Patients who were made aware of the goals and the risks of not getting to goal were much more accepting of the multiple medication approach. As a general rule, on initiation of a medication the higher your blood pressure or the lower the target goal, the more medications that will be needed to treat to goal. Though the treatment usually is only initiated when the blood pressure is greater than 130- 140/80- 90, the risk for stroke or heart attack actually starts increasing when the blood pressure is greater than 120/75. This is why a patient and doctor should try to get the blood pressure as close to ideal as possible, even if it means multiple medications.
So with the goal of aggressive lowering of blood pressure set forth, it is very important to assess blood pressure accurately. The guidelines for accurate blood pressure management are as follows:
Therefore, this technique usually requires the patient NOT to be seated on an exam table, as this often leaves the patient's legs dangling and sitting without a well controlled back rest. It is important that the patient assist with the blood pressure monitoring in that if they are seated on the exam table when the blood pressure is taken and it is elevated that they ask it to be rechecked while sitting in the chair. Also that they ask if the examiner is using the largest size appropriate cuff.
Just as it is important for diabetics to check their blood sugars at home, it is important for hypertensives to check their blood pressure at home. Patients should write down their blood pressure readings and bring readings to their next doctor visit. Sometimes significant differences can be found between the home readings and the office readings. Therefore, a patient can further assist with their own blood pressure monitoring by purchasing a home blood pressure cuff to acquire more blood pressure readings. Consumer Reports has reviewed these monitors in the past and has recommendations that can be found on the internet or through the local library. Generally most quality home blood pressure cuffs can be acquired for under $100.00. It is recommended that the arm cuff is preferred, as the wrist and finger monitors have a larger amount of variability and they are prone to give inaccurate readings. It is also requested that the blood pressure cuff be brought to the doctor's office for comparison yearly to make sure that the home blood pressure cuff correlates reasonably well with the office blood pressure readings.

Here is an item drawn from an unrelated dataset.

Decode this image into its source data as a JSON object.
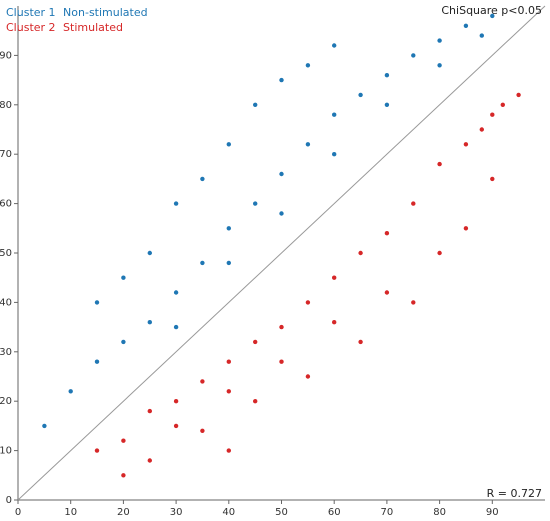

Lastly, for those individuals who are unsure of their blood pressure numbers, it is important for them to get their blood pressure measured by a qualified individual and then discuss those results with their physician if we are going to continue to identify those individuals who are unaware of their high blood pressure. So when you are in your doctor's office, make sure to ask your doctor if your blood pressure is concerning because you want to "know your number" and understand your risk.